Lamberg B A, Pelkonen R, Aro A, Grahne B
Acta Endocrinol (Copenh). 1976 Jun;82(2):254-66. doi: 10.1530/acta.0.0820254.
Thyroid function was studied in acromegaly before and after transsphenoidal hypophysectomy followed by cryoapplication. The clinical material comprised 36 euthyroid, 1 hypothyroid and 3 hyperthyroid patients. In addition to the usual thyroid parameters a standard thyrotrophin-releasing hormone (TRH) stimulation test using 200 mug of synthetic TRH given iv was used. In untreated acromegaly with euthyroidism the response of serum TSH to TRH was significantly less than in normal controls, the increment being 7.1 mU/1 vs. 12.5 mU/1. In 23% of the patients the response was subnormal (less than 3.0 mU/1). The total thyroxine was significantly higher than in controls. Goitre occurred in 53% of the patients. After operation 3 patients became hypothyroid. In 30% of the patients remaining euthyroid the response to TRH was subnormal and the mean response in this group was close to the lower normal limit of 3.0 mU/1. In 7 patients who showed a subnormal response to TRH before or shortly after the operation there was a gradual increase and normalization of the response during the next few years. A subnormal, and also a low normal response to TRH before or after hypophysectomy does not necessarily indicate an increased risk for the development of hypothyroidism, and indeed the pituitary remnant seems to have a remarkable capacity for regeneration. In the hypothyroid patient there was a low normal response to TRH, the reason being unknown. In one of the hyperthyroid patients the basal TSH level was 6.5 and 8.9 mU/1 on two occasions in the thyrotoxic phase, showing a small response to TRH. The possibility that hyperthyroidism was due to increased secretion of TSH is discussed but not claimed proven. The incidence of hyperthyroidism in a large material of acromegaly from this department equals 9% which is above the prevalence of hyperthyroidism in the general population in Finland, indicating that acromegaly in one way or another seems to increase the incidence of manifest thyrotoxicosis.

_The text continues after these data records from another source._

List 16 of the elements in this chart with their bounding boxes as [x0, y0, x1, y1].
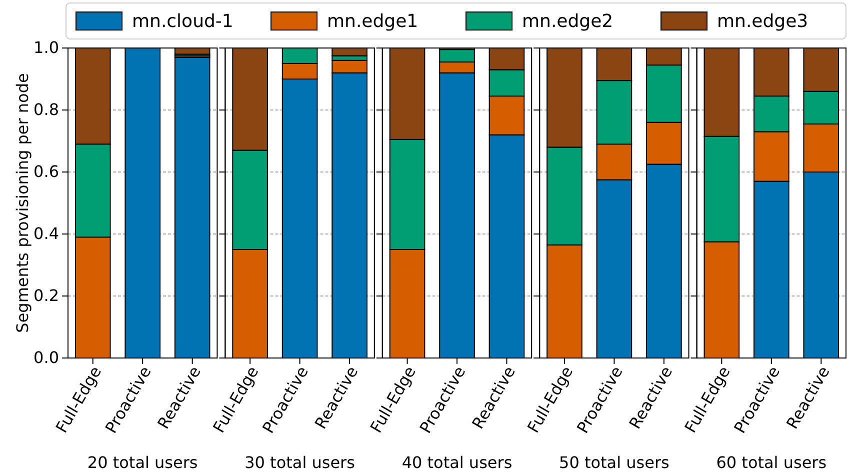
y-tick-label: 0.4 — [34, 224, 59, 244]
y-tick-label: 0.0 — [34, 348, 59, 368]
y-tick-label: 0.2 — [34, 286, 59, 306]
x-axis-title: 20 total users — [87, 453, 198, 472]
legend-label: mn.cloud-1 — [132, 11, 234, 32]
y-tick-label: 0.6 — [34, 162, 59, 182]
y-axis-title: Segments provisioning per node — [13, 73, 32, 333]
legend-label: mn.edge2 — [522, 11, 614, 32]
x-axis-title: 50 total users — [559, 453, 670, 472]
legend-label: mn.edge1 — [327, 11, 418, 32]
y-tick-label: 1.0 — [34, 38, 59, 58]
x-axis-title: 60 total users — [716, 453, 827, 472]
legend-label: mn.edge3 — [717, 11, 808, 32]
x-axis-title: 40 total users — [402, 453, 512, 472]
y-tick-label: 0.8 — [34, 100, 59, 120]
x-axis-title: 30 total users — [244, 453, 355, 472]
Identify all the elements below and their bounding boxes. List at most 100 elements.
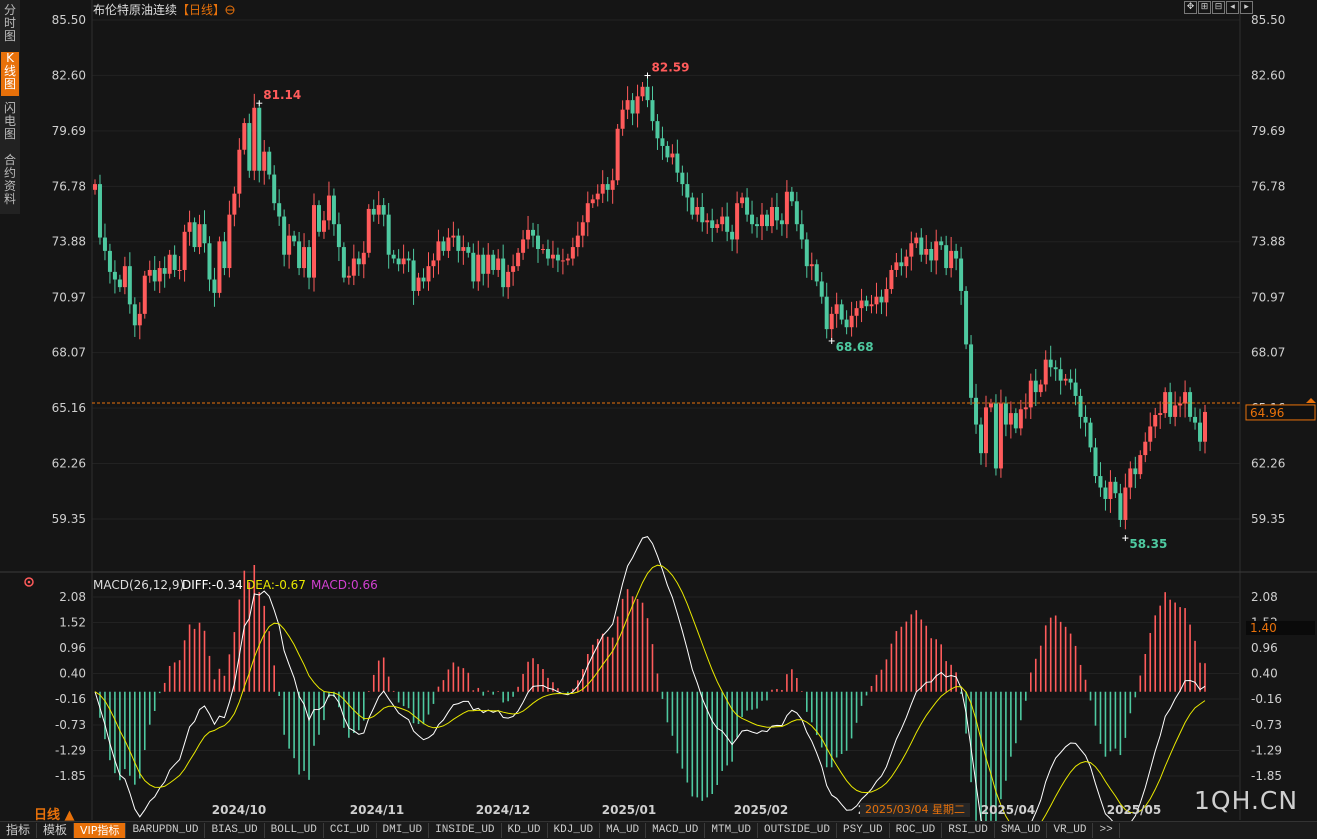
candle-down: [1093, 447, 1098, 477]
indicator-tab-dmi-ud[interactable]: DMI_UD: [377, 823, 430, 838]
indicator-tab-ma-ud[interactable]: MA_UD: [600, 823, 647, 838]
candle-down: [974, 397, 979, 425]
indicator-tab-roc-ud[interactable]: ROC_UD: [890, 823, 943, 838]
indicator-tab-vr-ud[interactable]: VR_UD: [1047, 823, 1094, 838]
indicator-tab-inside-ud[interactable]: INSIDE_UD: [429, 823, 502, 838]
indicator-tab--[interactable]: >>: [1093, 823, 1120, 838]
candle-down: [396, 258, 401, 265]
last-price-label: 64.96: [1250, 406, 1284, 420]
restore-icon[interactable]: ⊟: [1212, 1, 1225, 14]
price-tick-label-right: 79.69: [1251, 124, 1285, 138]
indicator-tab-sma-ud[interactable]: SMA_UD: [995, 823, 1048, 838]
candle-down: [824, 296, 829, 330]
macd-tick-label: 1.52: [59, 616, 86, 630]
candle-down: [192, 222, 197, 248]
candle-down: [839, 304, 844, 320]
dea-line: [94, 564, 1206, 837]
candle-down: [555, 254, 560, 261]
indicator-tab--[interactable]: 模板: [37, 823, 75, 838]
period-selector[interactable]: 日线 ▲: [34, 808, 75, 823]
indicator-tab-kd-ud[interactable]: KD_UD: [502, 823, 548, 838]
candle-down: [292, 235, 297, 242]
indicator-tab-cci-ud[interactable]: CCI_UD: [324, 823, 377, 838]
candle-down: [789, 191, 794, 202]
macd-current-value: 1.40: [1250, 621, 1277, 635]
candle-down: [919, 237, 924, 255]
candle-down: [107, 250, 112, 272]
price-tick-label: 79.69: [52, 124, 86, 138]
indicator-tab-boll-ud[interactable]: BOLL_UD: [265, 823, 324, 838]
candle-down: [730, 231, 735, 240]
candle-down: [1188, 392, 1193, 417]
x-tick-label: 2024/10: [212, 803, 266, 817]
candle-up: [988, 403, 993, 408]
candle-down: [1033, 380, 1038, 393]
macd-label: MACD(26,12,9): [93, 578, 184, 592]
candle-down: [819, 281, 824, 297]
candle-up: [351, 258, 356, 276]
candle-down: [257, 107, 262, 171]
candle-down: [665, 145, 670, 158]
candle-up: [446, 237, 451, 251]
indicator-tab-bias-ud[interactable]: BIAS_UD: [205, 823, 265, 838]
expand-icon[interactable]: ✥: [1184, 1, 1197, 14]
indicator-tab-psy-ud[interactable]: PSY_UD: [837, 823, 890, 838]
fit-icon[interactable]: ⊞: [1198, 1, 1211, 14]
candle-up: [401, 258, 406, 265]
candle-up: [1043, 359, 1048, 385]
candle-down: [545, 248, 550, 259]
prev-icon[interactable]: ◂: [1226, 1, 1239, 14]
candle-down: [471, 252, 476, 282]
indicator-tab-vip-[interactable]: VIP指标: [74, 823, 127, 838]
indicator-tab-mtm-ud[interactable]: MTM_UD: [705, 823, 758, 838]
macd-header: MACD(26,12,9) DIFF:-0.34 DEA:-0.67 MACD:…: [24, 577, 378, 592]
indicator-tab-outside-ud[interactable]: OUTSIDE_UD: [758, 823, 838, 838]
candle-down: [1083, 416, 1088, 423]
candle-down: [212, 279, 217, 293]
candle-up: [217, 241, 222, 293]
tab-kline-chart[interactable]: K 线 图: [1, 52, 19, 96]
candle-down: [1003, 403, 1008, 425]
indicator-settings-icon[interactable]: [24, 577, 34, 587]
x-tick-label: 2025/02: [734, 803, 788, 817]
candle-down: [132, 304, 137, 326]
candle-down: [745, 197, 750, 215]
candle-up: [705, 220, 710, 223]
candle-down: [97, 184, 102, 238]
candle-up: [590, 199, 595, 204]
indicator-tab-rsi-ud[interactable]: RSI_UD: [942, 823, 995, 838]
candle-down: [1113, 481, 1118, 494]
price-tick-label-right: 62.26: [1251, 456, 1285, 470]
tab-contract-info[interactable]: 合 约 资 料: [3, 153, 16, 206]
candle-down: [690, 197, 695, 215]
indicator-bar: 指标 模板 VIP指标 BARUPDN_UD BIAS_UD BOLL_UD CCI_UD D…: [0, 821, 1317, 839]
candle-down: [481, 254, 486, 274]
candle-down: [267, 151, 272, 175]
macd-diff-value: DIFF:-0.34: [182, 578, 243, 592]
candle-down: [799, 224, 804, 240]
candle-up: [451, 235, 456, 238]
indicator-tab-macd-ud[interactable]: MACD_UD: [646, 823, 706, 838]
tab-tick-chart[interactable]: 分 时 图: [3, 3, 16, 43]
candle-down: [297, 241, 302, 269]
candle-down: [162, 268, 167, 274]
indicator-tab--[interactable]: 指标: [0, 823, 38, 838]
candle-down: [710, 220, 715, 228]
candle-down: [959, 258, 964, 291]
tab-flash-chart[interactable]: 闪 电 图: [3, 101, 16, 141]
next-icon[interactable]: ▸: [1240, 1, 1253, 14]
candle-down: [127, 266, 132, 305]
chart-toolbar: ✥ ⊞ ⊟ ◂ ▸: [1184, 1, 1253, 15]
candle-down: [536, 235, 541, 249]
indicator-tab-barupdn-ud[interactable]: BARUPDN_UD: [126, 823, 206, 838]
price-tick-label: 82.60: [52, 68, 86, 82]
macd-current-box: [1246, 620, 1315, 635]
price-tick-label: 62.26: [52, 456, 86, 470]
candle-up: [695, 207, 700, 215]
candle-up: [506, 271, 511, 288]
candle-up: [565, 258, 570, 261]
candle-up: [635, 96, 640, 114]
indicator-settings-icon-dot: [27, 580, 31, 584]
indicator-tab-kdj-ud[interactable]: KDJ_UD: [548, 823, 601, 838]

对肢端肥大症患者在经蝶窦垂体切除术加冷冻治疗前后的甲状腺功能进行了研究。临床资料包括36例甲状腺功能正常、1例甲状腺功能减退和3例甲状腺功能亢进的患者。除了常规的甲状腺参数外,还采用了静脉注射200微克合成促甲状腺激素释放激素(TRH)的标准TRH刺激试验。在未经治疗的甲状腺功能正常的肢端肥大症患者中,血清促甲状腺激素(TSH)对TRH的反应明显低于正常对照组,增加值分别为7.1 mU/1和12.5 mU/1。23%的患者反应低于正常水平(低于3.0 mU/1)。总甲状腺素明显高于对照组。53%的患者出现甲状腺肿大。术后3例患者出现甲状腺功能减退。在其余甲状腺功能正常的患者中,30%对TRH的反应低于正常水平,该组的平均反应接近3.0 mU/1的正常下限。在7例术前或术后不久对TRH反应低于正常水平的患者中,在接下来的几年里反应逐渐增加并恢复正常。垂体切除术前或术后对TRH反应低于正常水平以及反应处于正常低限并不一定表明发生甲状腺功能减退的风险增加,实际上垂体残余似乎具有显著的再生能力。在甲状腺功能减退的患者中,对TRH的反应处于正常低限,原因不明。在1例甲状腺功能亢进患者中,在甲状腺毒症期两次测得基础TSH水平分别为6.5和8.9 mU/1,对TRH反应较小。文中讨论了甲状腺功能亢进可能是由于TSH分泌增加所致,但未证实。该科室大量肢端肥大症患者中甲状腺功能亢进的发生率为9%,高于芬兰普通人群中甲状腺功能亢进的患病率,这表明肢端肥大症似乎以某种方式增加了显性甲状腺毒症的发生率。